Reaching the wounded soldiers, a gunner, Serhiy, and a sergeant, also Serhiy, initially focused on firing back at Russian machine gun positions in a distant tree line, which were firing at the soldiers stuck in the minefield.
The medic meanwhile jumped into an artillery crater, apparently believing that the crater was free of anti-personnel mines. He knelt and lit one, ripping off part of his leg.

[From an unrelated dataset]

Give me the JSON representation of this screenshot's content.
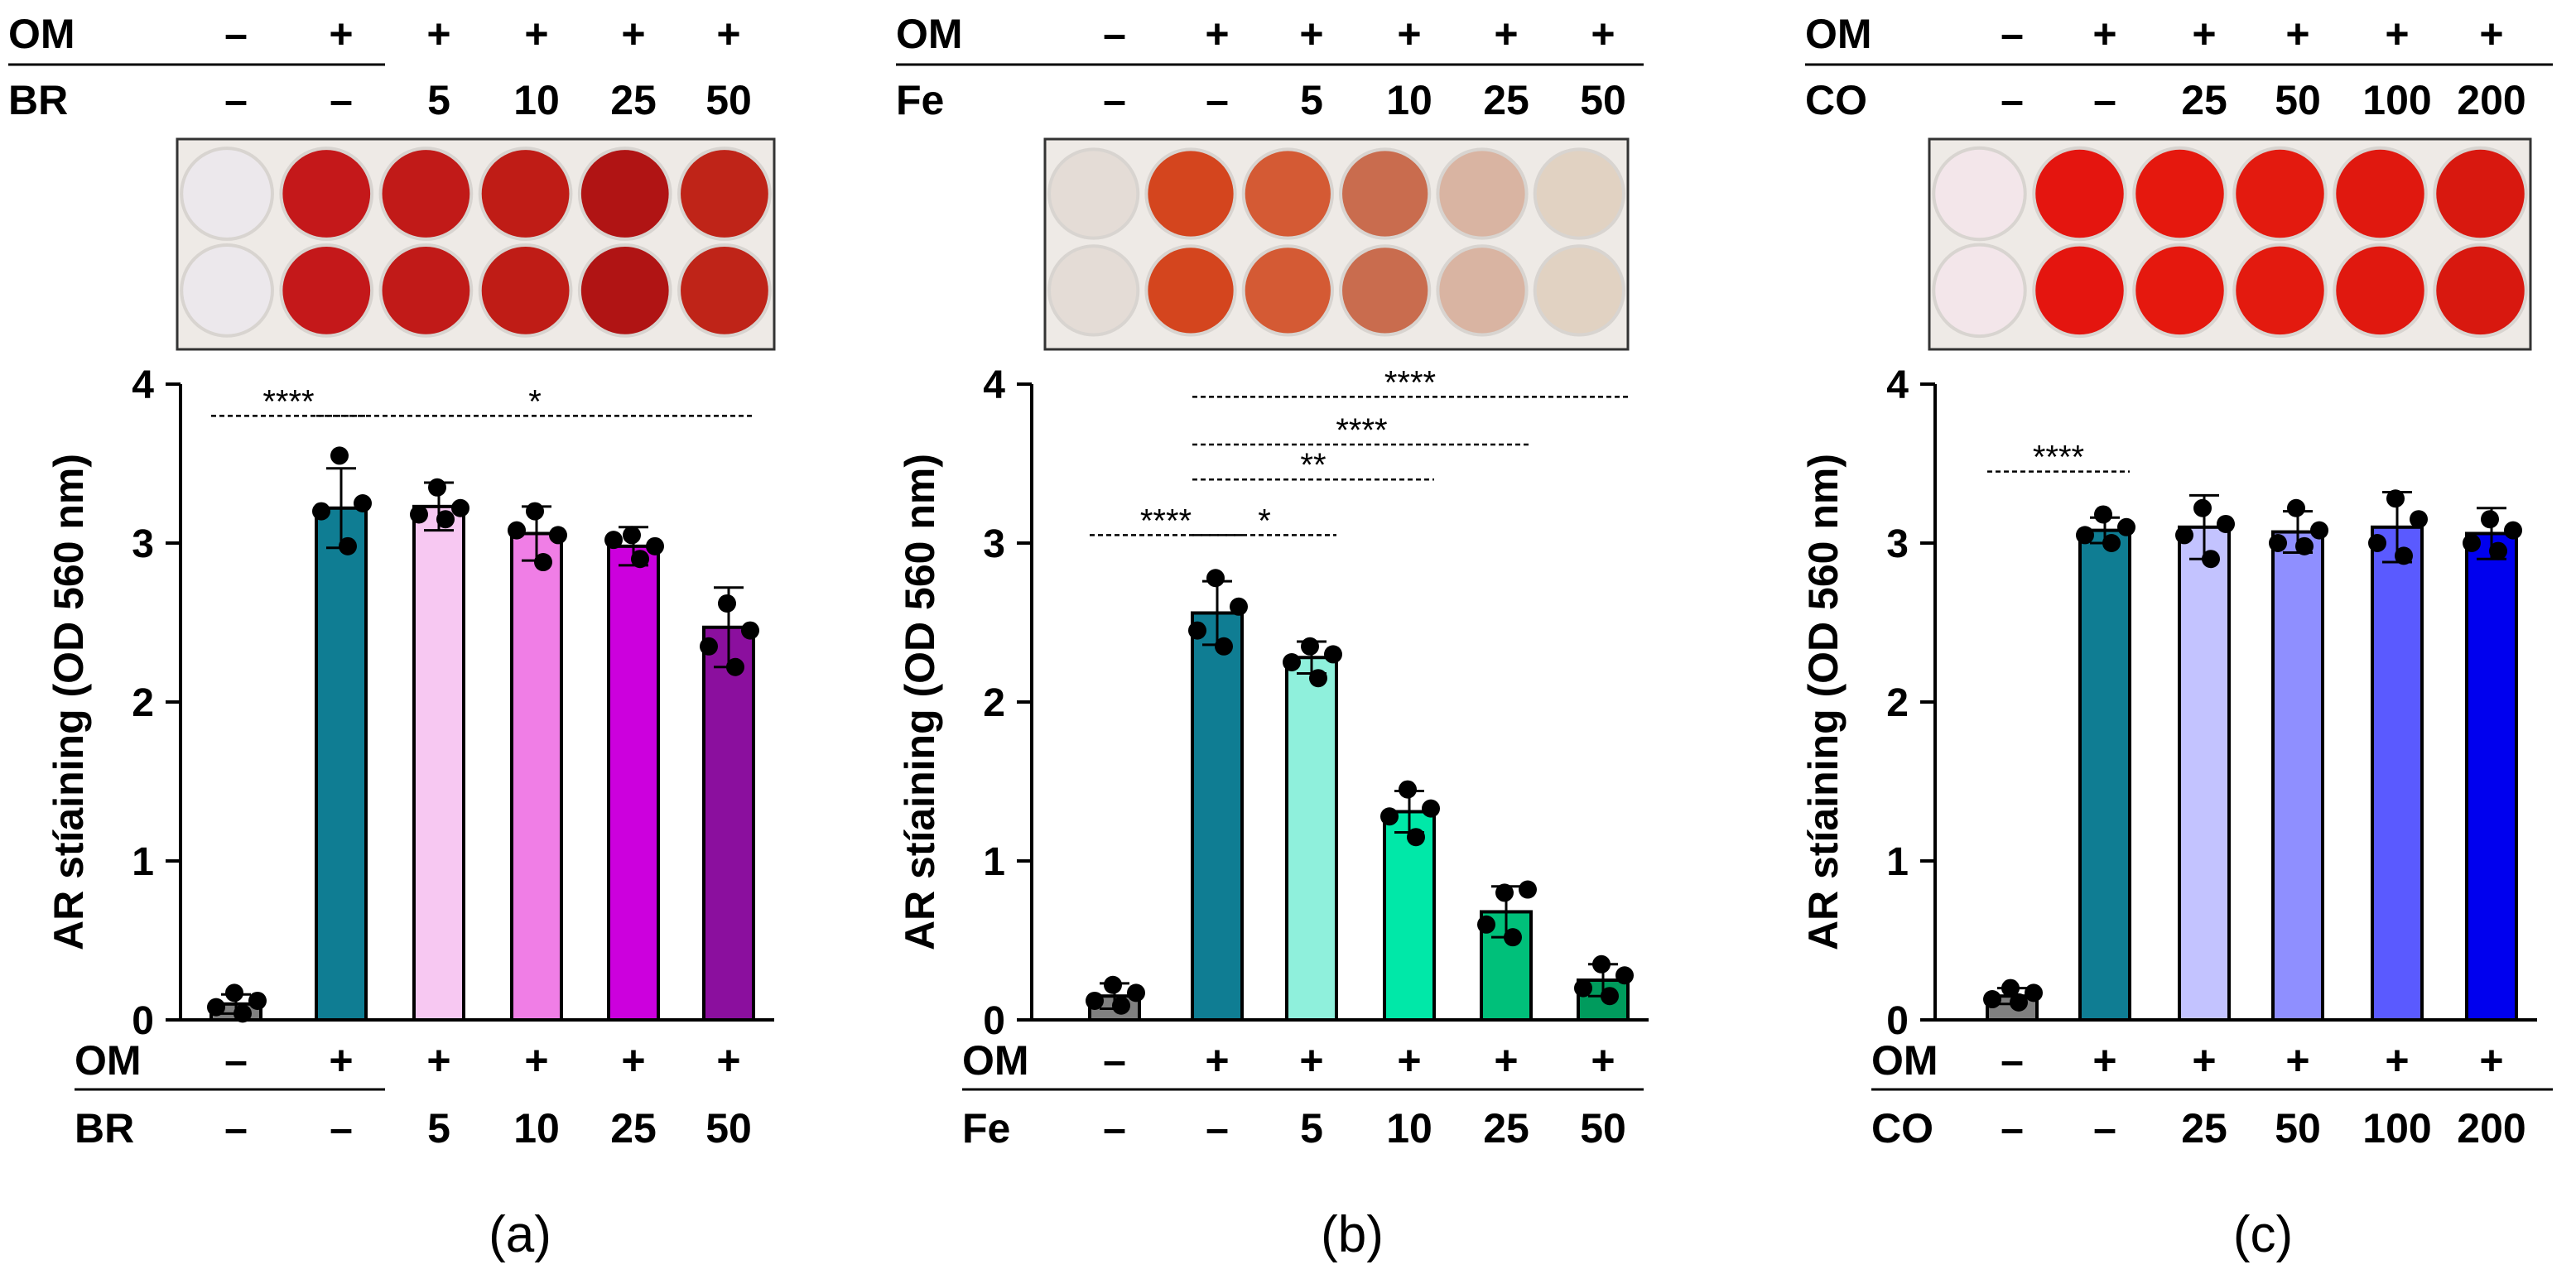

The drone footage shows the paramedic applying a tourniquet to his mutilated leg and then crawling back to the Bradley, where another paramedic pulls him on board, leaving a streak of blood on the ramp.
At the Bradley, other paramedics applied a second tourniquet, Sergeant Serhiy said. During the entire ordeal, which lasted more than three hours, he had to leave the vehicle at times to transport the injured.
“It was scary going out when you saw someone being blown up on a mine,” he said.
As they left the field, the Bradley hit an anti-tank mine and skidded to a stop. The blast damaged the rear ramp, so the crew opened a hatch on the roof, lifted the wounded through, and then lowered them to the ground. They then helped them hobble onto another Bradley, which took them to safety.
Sergeant Serhiy returned to the scene a few days later in an armored tow truck to pick up the Bradley. Pulling out, the Bradley rolled over another anti-tank mine, causing further damage.
The vehicle is currently in Poland for repairs, Sergeant Serhiy said. He received another Bradley to continue the attempted advance across the minefields.
Maria Varenikova Contribution to reporting from Orichiv, Ukraine.